I can say hello or good morning to an office co-worker everyday for six months. One day, I might have a cold or I didn’t see her from 30 feet away or she didn’t hear me and suddenly I am “Not speaking to people in the office.” And this is worthy of office gossip and confrontation. Once it spreads and the name-calling has commenced (That’s the “Don’t Speak to Anyone” girl), everything that I do is worthy of confrontation.
Saying hello first doesn’t work. I have tried that. I can see someone and say hello and keep walking not really waiting for a response to judge. The other person says hello and then out of nowhere says hello again louder with an attitude. Good grief! Grow UP!
So what am I supposed to say to that?
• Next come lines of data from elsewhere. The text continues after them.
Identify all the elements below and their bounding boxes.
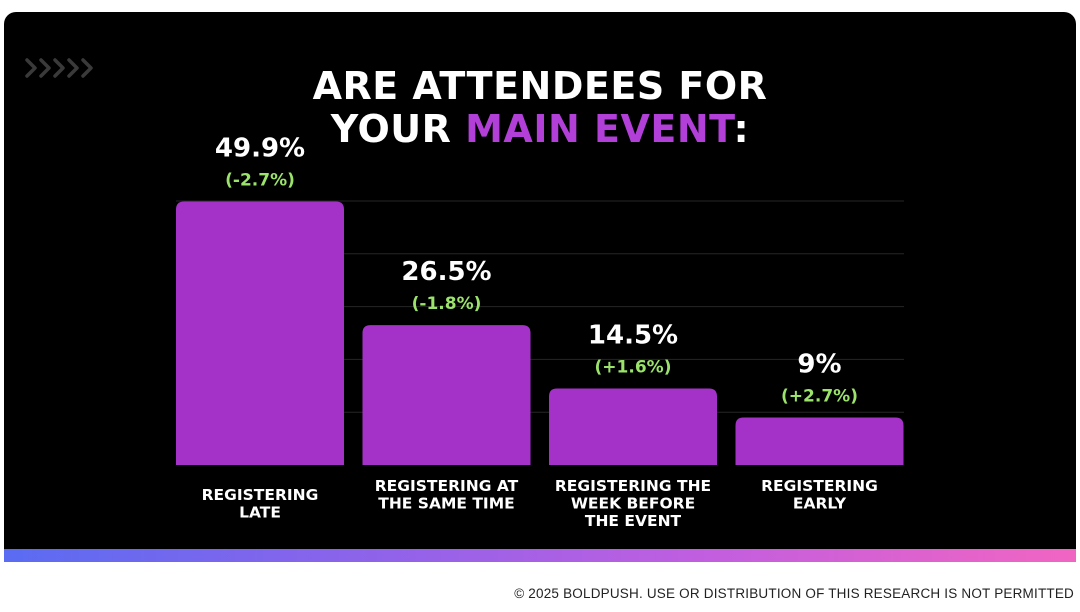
value-label: 26.5%: [401, 257, 491, 287]
category-label-line: REGISTERING THE: [555, 477, 711, 495]
change-label: (-2.7%): [225, 171, 295, 191]
bar: [362, 325, 531, 465]
value-label: 14.5%: [588, 320, 678, 350]
category-label: REGISTERING AT THE SAME TIME: [375, 477, 519, 513]
bar: [735, 417, 904, 465]
bar: [549, 388, 717, 465]
category-label: REGISTERING EARLY: [761, 477, 878, 513]
title-line-2: YOUR MAIN EVENT:: [4, 108, 1076, 151]
chart-title: ARE ATTENDEES FOR YOUR MAIN EVENT:: [4, 65, 1076, 151]
change-label: (-1.8%): [412, 294, 482, 314]
category-label-line: THE SAME TIME: [378, 495, 514, 513]
category-label-line: REGISTERING AT: [375, 477, 519, 495]
copyright-notice: © 2025 BOLDPUSH. USE OR DISTRIBUTION OF …: [514, 586, 1074, 601]
value-label: 9%: [797, 349, 841, 379]
chevrons-right-icon: [25, 58, 93, 78]
title-line-2-suffix: :: [733, 107, 750, 151]
category-label-line: REGISTERING: [202, 486, 319, 504]
data-labels: 49.9% (-2.7%) 26.5% (-1.8%) 14.5% (+1.6%) 9% (+…: [215, 134, 858, 407]
category-label: REGISTERING THE WEEK BEFORE THE EVENT: [555, 477, 711, 530]
category-label-line: WEEK BEFORE: [571, 495, 695, 513]
category-label: REGISTERING LATE: [202, 486, 319, 522]
bar-chart: 49.9% (-2.7%) 26.5% (-1.8%) 14.5% (+1.6%) 9% (+…: [176, 134, 904, 530]
title-line-1: ARE ATTENDEES FOR: [312, 64, 768, 108]
bar: [176, 201, 344, 465]
title-accent: MAIN EVENT: [465, 107, 734, 151]
category-label-line: EARLY: [793, 495, 847, 513]
gradient-bar: [4, 549, 1076, 562]
bars: [176, 201, 904, 465]
title-line-2-prefix: YOUR: [330, 107, 466, 151]
category-label-line: LATE: [239, 504, 281, 522]
change-label: (+1.6%): [595, 357, 672, 377]
chart-card: ARE ATTENDEES FOR YOUR MAIN EVENT: 49.9%…: [4, 12, 1076, 562]
value-label: 49.9%: [215, 134, 305, 164]
category-label-line: THE EVENT: [585, 512, 682, 530]
category-label-line: REGISTERING: [761, 477, 878, 495]
change-label: (+2.7%): [781, 386, 858, 406]
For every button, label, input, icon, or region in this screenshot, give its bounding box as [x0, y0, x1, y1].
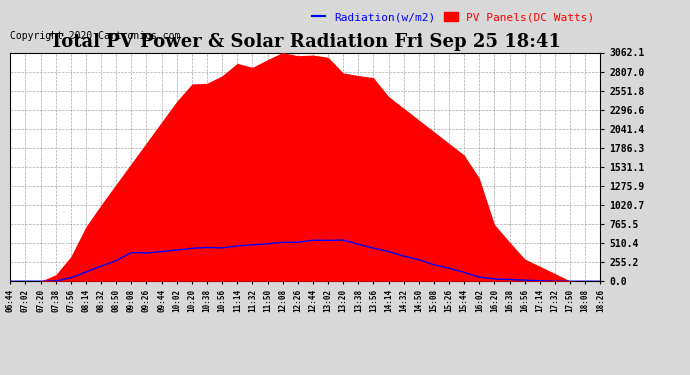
Legend: Radiation(w/m2), PV Panels(DC Watts): Radiation(w/m2), PV Panels(DC Watts)	[312, 12, 595, 22]
Title: Total PV Power & Solar Radiation Fri Sep 25 18:41: Total PV Power & Solar Radiation Fri Sep…	[50, 33, 561, 51]
Text: Copyright 2020 Cartronics.com: Copyright 2020 Cartronics.com	[10, 32, 181, 41]
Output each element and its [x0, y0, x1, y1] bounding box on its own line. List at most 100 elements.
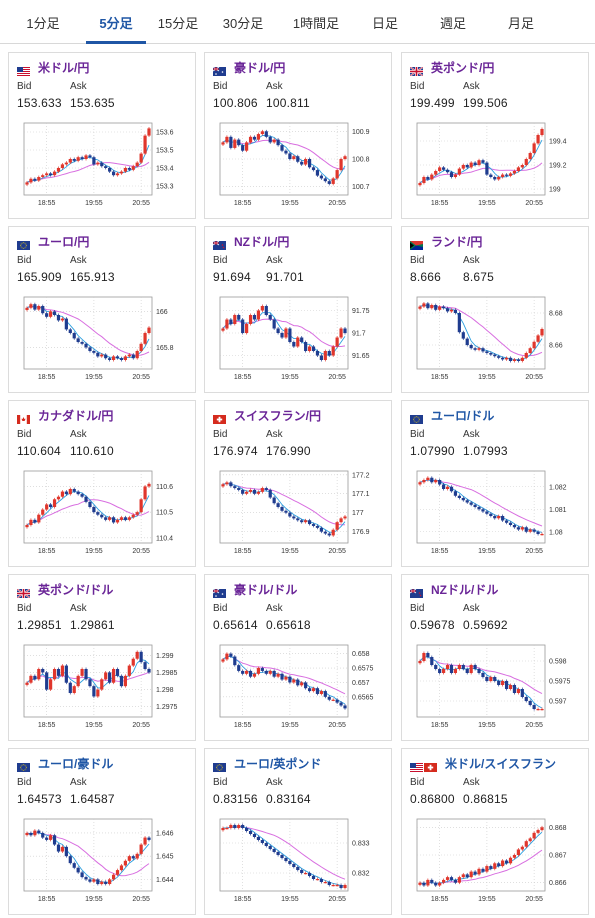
candle — [426, 177, 430, 180]
x-tick-label: 18:55 — [234, 374, 252, 381]
pair-name: ユーロ/ドル — [431, 408, 495, 423]
candle — [307, 873, 312, 876]
candle — [311, 688, 316, 692]
rate-card[interactable]: 豪ドル/ドル Bid Ask 0.65614 0.65618 18:55 19:55 20:5… — [204, 574, 392, 741]
pair-title-link[interactable]: ランド/円 — [410, 233, 482, 250]
x-tick-label: 20:55 — [132, 722, 150, 729]
candle — [473, 504, 477, 507]
rate-card[interactable]: スイスフラン/円 Bid Ask 176.974 176.990 18:55 19:55 20… — [204, 400, 392, 567]
candle — [37, 830, 41, 833]
x-tick-label: 19:55 — [478, 200, 496, 207]
rate-card[interactable]: NZドル/円 Bid Ask 91.694 91.701 18:55 19:55 20:55 9… — [204, 226, 392, 393]
candle — [25, 832, 29, 836]
pair-title-link[interactable]: ユーロ/英ポンド — [213, 755, 321, 772]
candle — [453, 309, 458, 313]
ask-value: 165.913 — [70, 270, 115, 284]
price-chart: 18:55 19:55 20:55 0.833 0.832 — [216, 813, 388, 913]
pair-title-link[interactable]: ユーロ/円 — [17, 233, 89, 250]
tab-15分足[interactable]: 15分足 — [157, 16, 199, 31]
candle — [280, 855, 284, 858]
ask-value: 199.506 — [463, 96, 508, 110]
pair-title-link[interactable]: ユーロ/豪ドル — [17, 755, 113, 772]
candle — [343, 516, 347, 519]
tab-1時間足[interactable]: 1時間足 — [292, 16, 340, 31]
rate-card[interactable]: ユーロ/ドル Bid Ask 1.07990 1.07993 18:55 19:55 20:5… — [401, 400, 589, 567]
pair-title-link[interactable]: 米ドル/スイスフラン — [410, 755, 556, 772]
pair-title-link[interactable]: 英ポンド/ドル — [16, 581, 113, 599]
rate-card[interactable]: カナダドル/円 Bid Ask 110.604 110.610 18:55 19:55 20:… — [8, 400, 196, 567]
pair-title-link[interactable]: 米ドル/円 — [17, 59, 89, 76]
rate-card[interactable]: 英ポンド/ドル Bid Ask 1.29851 1.29861 18:55 19:55 20:… — [8, 574, 196, 741]
pair-title-link[interactable]: 英ポンド/円 — [409, 59, 494, 77]
candle — [469, 502, 473, 505]
pair-title-link[interactable]: カナダドル/円 — [17, 407, 113, 424]
x-tick-label: 18:55 — [431, 548, 449, 555]
candle — [119, 865, 124, 871]
rate-card[interactable]: 米ドル/円 Bid Ask 153.633 153.635 18:55 19:55 20:55… — [8, 52, 196, 219]
candle — [343, 156, 347, 159]
pair-name: 豪ドル/円 — [234, 60, 286, 75]
y-tick-label: 166 — [156, 309, 168, 316]
rate-card[interactable]: 米ドル/スイスフラン Bid Ask 0.86800 0.86815 18:55 19:55… — [401, 748, 589, 915]
candle — [540, 534, 544, 536]
candle — [343, 705, 347, 709]
candle — [493, 354, 497, 357]
candle — [264, 306, 268, 315]
candle — [80, 342, 84, 344]
candle — [489, 174, 493, 177]
x-tick-label: 18:55 — [431, 374, 449, 381]
tab-5分足[interactable]: 5分足 — [86, 0, 146, 44]
candle — [315, 170, 320, 176]
bid-value: 1.07990 — [410, 444, 455, 458]
bid-value: 8.666 — [410, 270, 442, 284]
x-tick-label: 18:55 — [38, 374, 56, 381]
candle — [108, 517, 112, 520]
candle — [296, 518, 300, 521]
pair-title-link[interactable]: スイスフラン/円 — [213, 407, 321, 424]
candle — [115, 519, 120, 523]
candle — [29, 304, 33, 308]
tab-月足[interactable]: 月足 — [507, 16, 534, 31]
rate-card[interactable]: 英ポンド/円 Bid Ask 199.499 199.506 18:55 19:55 20:5… — [401, 52, 589, 219]
candle — [296, 867, 300, 870]
candle — [33, 675, 37, 680]
rate-card[interactable]: ユーロ/豪ドル Bid Ask 1.64573 1.64587 18:55 19:55 20:… — [8, 748, 196, 915]
candle — [49, 311, 53, 317]
candle — [288, 328, 292, 342]
y-tick-label: 153.6 — [156, 130, 174, 137]
candle — [300, 161, 304, 165]
rate-card[interactable]: ユーロ/英ポンド Bid Ask 0.83156 0.83164 18:55 19:55 20… — [204, 748, 392, 915]
candle — [438, 669, 442, 673]
candle — [445, 665, 450, 669]
candle — [536, 335, 540, 342]
rate-card[interactable]: NZドル/ドル Bid Ask 0.59678 0.59692 18:55 19:55 20:… — [401, 574, 589, 741]
candle — [528, 529, 532, 532]
candle — [225, 828, 229, 830]
candle — [453, 491, 458, 496]
candle-chart: 18:55 19:55 20:55 1.646 1.645 1.644 — [23, 818, 174, 903]
candle — [422, 177, 426, 183]
pair-title-link[interactable]: 豪ドル/ドル — [212, 581, 297, 598]
candle — [111, 517, 116, 523]
tab-1分足[interactable]: 1分足 — [26, 16, 60, 31]
rate-card[interactable]: ランド/円 Bid Ask 8.666 8.675 18:55 19:55 20:55 8.68… — [401, 226, 589, 393]
candle — [108, 358, 112, 360]
pair-title-link[interactable]: NZドル/ドル — [409, 581, 498, 598]
rate-card[interactable]: ユーロ/円 Bid Ask 165.909 165.913 18:55 19:55 20:55… — [8, 226, 196, 393]
candle — [139, 343, 143, 351]
candle — [319, 879, 323, 882]
candle — [485, 677, 489, 681]
tab-日足[interactable]: 日足 — [371, 16, 398, 31]
moving-average-long — [222, 138, 346, 170]
tab-週足[interactable]: 週足 — [439, 16, 466, 31]
tab-30分足[interactable]: 30分足 — [222, 16, 264, 31]
pair-title-link[interactable]: NZドル/円 — [212, 233, 289, 250]
candle — [300, 870, 304, 873]
pair-title-link[interactable]: ユーロ/ドル — [410, 407, 495, 424]
candle — [481, 509, 485, 512]
candle — [323, 178, 327, 182]
rate-card[interactable]: 豪ドル/円 Bid Ask 100.806 100.811 18:55 19:55 20:55… — [204, 52, 392, 219]
pair-title-link[interactable]: 豪ドル/円 — [212, 59, 286, 76]
candle — [481, 160, 485, 163]
candle — [477, 669, 481, 673]
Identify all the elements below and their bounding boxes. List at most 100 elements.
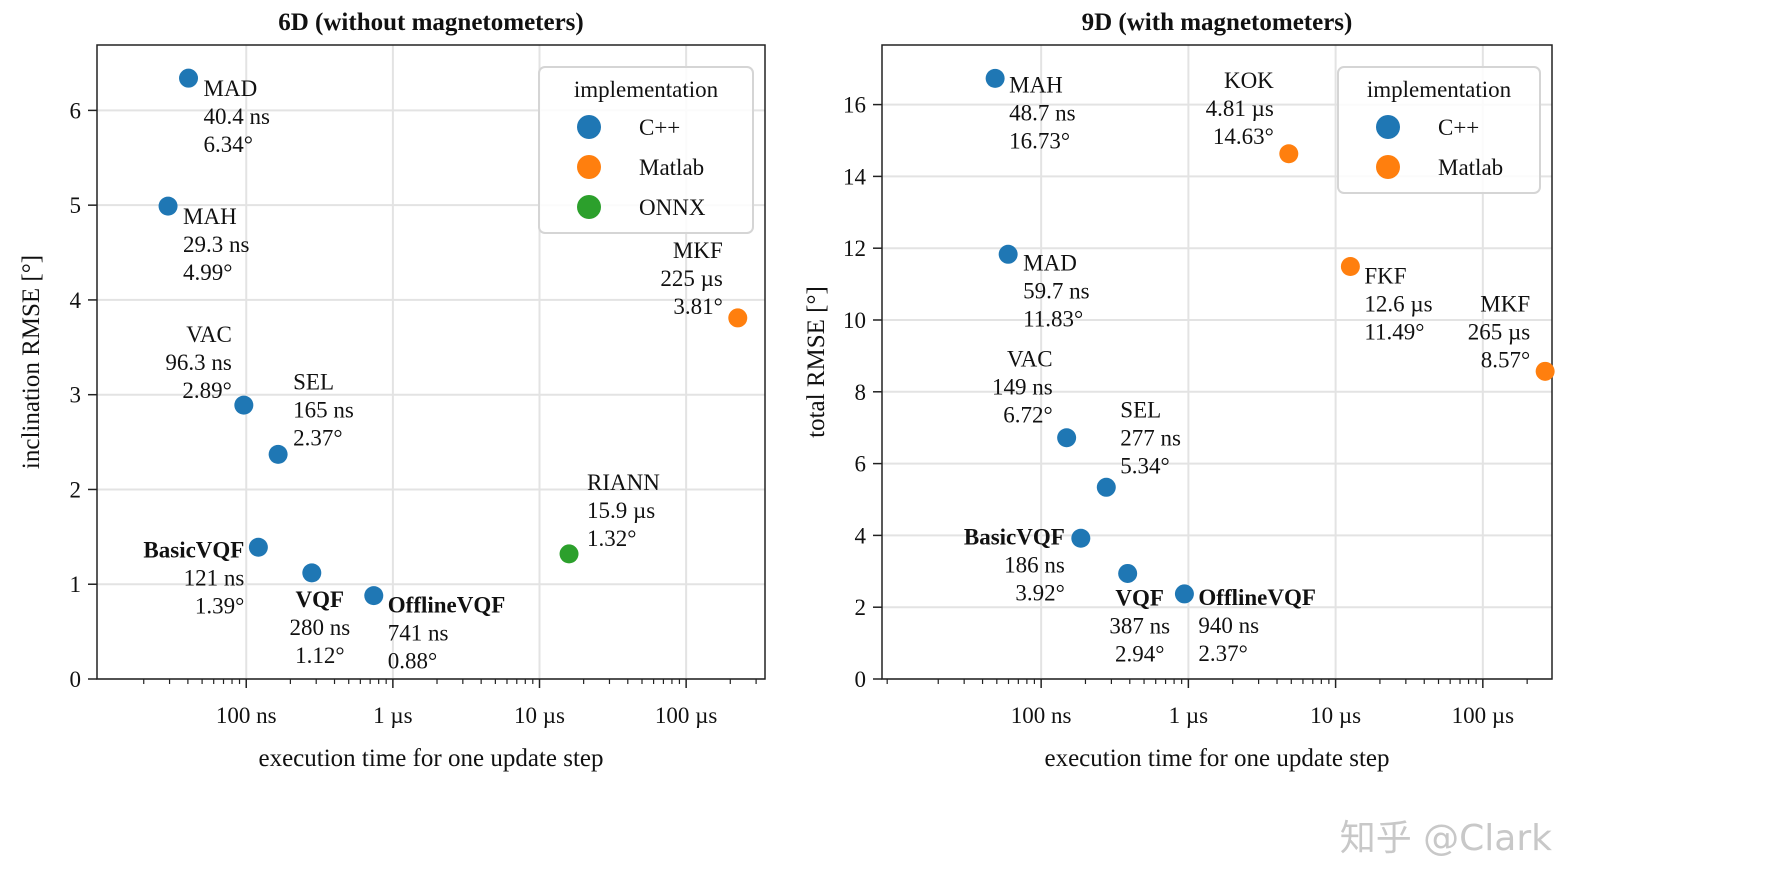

Am I supposed to say hello apologetically because the A$$hole didn’t hear me the first time? Heck no, I say “I guess you didn’t hear me when I said hello to you first.” Or should I say “Okay is this a game where we just keep alternating “hello” to each other in louder tones each time until you say ‘uncle’ and I get to punch you?”
If you want to confront me about something make sure it is about my work not whether or not last week, today or a few minutes ago, that I said hello. Grow UP!
Respect on the other hand is different. But it is difficult to maintain confidence and respect for someone who on the day before a major report is due leaves the conference room to take chicken soup to her sick (rich) boyfriend and doesn’t return. (he still hasn’t married her)
Or diverts office workers to make party decorations on the office color printer while prohibiting anyone else from printing full-color reports on the same copier. (I guess our needs were not important enough)
Or buys for you the most hideous poster-sized art print and hangs it in your office because you made the mistake of commenting (not complementing) the one in her office. (she was crazy)
Or schedules an intervention meeting with 3 feuding teen girls and their angry parents with you as a female observer, doesn’t bother to show up but yells at you for not knowing what the hell the conflict was all about and calling an available colleague for assistance. (I made him look bad.)
Or publicly hugs colleagues from other universities at a non-work related social event in another city but doesn’t hug you (even though you are standing with them) because you work for him and states his reasons for not doing so out loud. (he was uptight and a lawyer)
Or puts in a two week notice and and ten day vacation request on the same day. (that has happened to me twice)
Okay some of these events didn’t actually happen to me but they make my point all the same.